So this season of “Legends” is kind of the Back to the Future III season? I mean, they’re not stuck in the Old West, but they’re stuck in the 1920s, and they’re becoming bank robbers, so the action set pieces are all somewhat familiar—not sure if targeting “Legends of Tomorrow” fans who also love Thieves Like Us is a broad enough demographic, but it works for me. And there’s also room for some excellent character development.
Plus, the two cliffhangers are absolutely fantastic and promise at least one spectacular timey-wimey knot to untangle. While the other one has all sorts of character potential. It’s a very good season setup from a somewhat low-key, artificially subdued beginning. The team is still in Texas, having shed both Matt Ryan and Dominic Purcell from the cast, and find themselves time travelers without a time machine.

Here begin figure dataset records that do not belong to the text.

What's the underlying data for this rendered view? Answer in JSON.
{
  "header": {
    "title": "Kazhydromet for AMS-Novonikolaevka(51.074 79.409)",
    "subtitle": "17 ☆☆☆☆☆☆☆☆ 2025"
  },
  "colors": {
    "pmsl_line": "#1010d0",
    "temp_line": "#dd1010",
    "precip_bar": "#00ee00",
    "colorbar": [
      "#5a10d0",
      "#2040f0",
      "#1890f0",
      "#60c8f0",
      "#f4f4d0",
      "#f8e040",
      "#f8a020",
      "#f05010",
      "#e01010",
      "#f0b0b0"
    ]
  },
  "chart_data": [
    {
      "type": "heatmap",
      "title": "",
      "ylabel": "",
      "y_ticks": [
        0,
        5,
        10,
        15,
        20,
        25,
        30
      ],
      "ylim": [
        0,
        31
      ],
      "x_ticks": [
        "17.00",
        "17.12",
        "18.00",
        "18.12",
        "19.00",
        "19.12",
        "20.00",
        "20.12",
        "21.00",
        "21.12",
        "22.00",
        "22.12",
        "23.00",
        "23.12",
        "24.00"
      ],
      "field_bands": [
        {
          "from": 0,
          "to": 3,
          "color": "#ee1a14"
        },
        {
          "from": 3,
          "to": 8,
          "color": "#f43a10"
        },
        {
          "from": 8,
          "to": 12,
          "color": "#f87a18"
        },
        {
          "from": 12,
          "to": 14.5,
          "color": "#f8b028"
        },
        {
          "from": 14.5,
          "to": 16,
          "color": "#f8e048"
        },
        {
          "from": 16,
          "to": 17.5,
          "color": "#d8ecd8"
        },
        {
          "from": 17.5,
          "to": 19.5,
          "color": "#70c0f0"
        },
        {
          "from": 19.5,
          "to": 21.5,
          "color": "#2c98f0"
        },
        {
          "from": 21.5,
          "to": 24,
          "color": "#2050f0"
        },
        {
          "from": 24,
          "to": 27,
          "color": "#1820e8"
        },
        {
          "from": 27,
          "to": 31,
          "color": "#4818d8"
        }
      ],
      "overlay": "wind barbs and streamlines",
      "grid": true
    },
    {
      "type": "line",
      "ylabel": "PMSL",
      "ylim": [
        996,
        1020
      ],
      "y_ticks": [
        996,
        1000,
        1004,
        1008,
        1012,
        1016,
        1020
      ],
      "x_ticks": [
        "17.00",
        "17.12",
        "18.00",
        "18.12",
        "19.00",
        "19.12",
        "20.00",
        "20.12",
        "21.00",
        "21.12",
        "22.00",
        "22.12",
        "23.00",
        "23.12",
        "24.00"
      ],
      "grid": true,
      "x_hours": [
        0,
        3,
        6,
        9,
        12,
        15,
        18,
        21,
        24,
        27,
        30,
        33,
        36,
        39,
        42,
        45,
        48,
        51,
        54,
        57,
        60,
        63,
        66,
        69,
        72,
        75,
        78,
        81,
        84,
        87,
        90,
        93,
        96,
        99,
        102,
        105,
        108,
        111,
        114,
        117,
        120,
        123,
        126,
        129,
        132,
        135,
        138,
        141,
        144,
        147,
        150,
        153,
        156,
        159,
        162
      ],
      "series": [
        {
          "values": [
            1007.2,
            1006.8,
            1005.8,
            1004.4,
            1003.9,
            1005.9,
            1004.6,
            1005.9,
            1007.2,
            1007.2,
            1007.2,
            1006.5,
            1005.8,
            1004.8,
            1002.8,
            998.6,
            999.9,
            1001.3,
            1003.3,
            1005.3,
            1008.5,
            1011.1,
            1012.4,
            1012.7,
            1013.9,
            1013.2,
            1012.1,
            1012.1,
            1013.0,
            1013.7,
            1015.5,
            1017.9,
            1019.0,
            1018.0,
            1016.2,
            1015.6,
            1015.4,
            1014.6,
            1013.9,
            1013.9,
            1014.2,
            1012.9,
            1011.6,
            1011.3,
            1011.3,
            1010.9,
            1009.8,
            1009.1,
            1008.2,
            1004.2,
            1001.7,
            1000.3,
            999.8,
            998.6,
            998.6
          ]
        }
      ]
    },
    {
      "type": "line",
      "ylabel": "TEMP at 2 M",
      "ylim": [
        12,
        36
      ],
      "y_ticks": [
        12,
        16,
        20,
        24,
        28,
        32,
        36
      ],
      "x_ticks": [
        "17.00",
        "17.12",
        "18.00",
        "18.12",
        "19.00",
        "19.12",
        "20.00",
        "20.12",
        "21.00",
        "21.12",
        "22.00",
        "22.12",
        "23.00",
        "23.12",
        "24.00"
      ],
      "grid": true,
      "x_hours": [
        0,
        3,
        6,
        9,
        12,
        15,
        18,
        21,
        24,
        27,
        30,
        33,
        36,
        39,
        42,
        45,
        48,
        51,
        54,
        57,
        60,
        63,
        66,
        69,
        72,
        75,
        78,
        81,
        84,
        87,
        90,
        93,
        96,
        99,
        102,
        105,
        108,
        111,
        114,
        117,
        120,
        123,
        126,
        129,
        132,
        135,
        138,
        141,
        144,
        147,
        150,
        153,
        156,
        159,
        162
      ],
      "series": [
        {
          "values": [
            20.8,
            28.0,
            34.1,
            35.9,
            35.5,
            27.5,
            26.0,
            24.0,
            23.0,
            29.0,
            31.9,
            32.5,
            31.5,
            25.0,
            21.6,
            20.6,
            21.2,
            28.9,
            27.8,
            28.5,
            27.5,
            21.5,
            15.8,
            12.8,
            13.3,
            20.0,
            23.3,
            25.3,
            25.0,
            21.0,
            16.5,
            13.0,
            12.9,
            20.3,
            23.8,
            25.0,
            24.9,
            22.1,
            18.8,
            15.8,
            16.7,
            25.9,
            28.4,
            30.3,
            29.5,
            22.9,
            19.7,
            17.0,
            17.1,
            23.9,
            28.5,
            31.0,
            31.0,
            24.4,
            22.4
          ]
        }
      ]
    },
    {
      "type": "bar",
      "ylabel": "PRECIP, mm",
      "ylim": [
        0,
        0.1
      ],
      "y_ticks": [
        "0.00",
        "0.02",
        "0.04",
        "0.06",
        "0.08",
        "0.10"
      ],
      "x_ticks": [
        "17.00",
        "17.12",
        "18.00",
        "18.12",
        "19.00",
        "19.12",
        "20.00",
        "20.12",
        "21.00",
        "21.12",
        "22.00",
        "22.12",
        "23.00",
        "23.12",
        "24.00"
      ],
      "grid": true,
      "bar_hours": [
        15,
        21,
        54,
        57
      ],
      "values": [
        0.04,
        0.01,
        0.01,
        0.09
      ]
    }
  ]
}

Worse, the locals noticed their giant battle against the space aliens and are asking questions.
Luckily, Jes Macallan comes up with a solution for the latter, but it only works as long as someone on the team doesn’t screw it up. So, of course, someone screws it up, putting Lisseth Chavez’s mom in danger. The mom, played by Alexandra Castillo, isn’t in the episode to start (they sent her away somewhere undefined so she’d miss the alien battle). When she gets back, she becomes den mother to Olivia Swann, who’s feeling lacking as the team’s magician. So Swann’s trying to impress, and it’s not a good idea to mess with magic.
Most of the character work is for Swann and Chavez, who aren’t the best actors on the show, but their friendship is the most genuine. Because everyone on “Legends” is now basically paired off—Macallan and Caity Lotz are now married and stranded in time, no honeymoon in sight; Shayan Sobhian is trying to be a good brother to Tala Ashe as she works through her breakup with Ryan. Then Nick Zano and Adam Tsekhman become the utility men, filling in whenever a scene needs a third. Zano’s got quite a bit to do—and gets one of the two big cliffhangers—but he doesn’t have any subplots brewing, just A-plot stuff.
Ditto Tsekhman, who mostly just punctuates punchlines.
Good direction from Kevin Mock and a decent script (James Eagan and Ray Utarnachitt get the credit).
The episode drags a little in the first fifteen minutes, but it sets up the season well. Plus, Castillo’s really good when doing the den mother stuff, and she elevates her costars, making the extraordinary reasonable.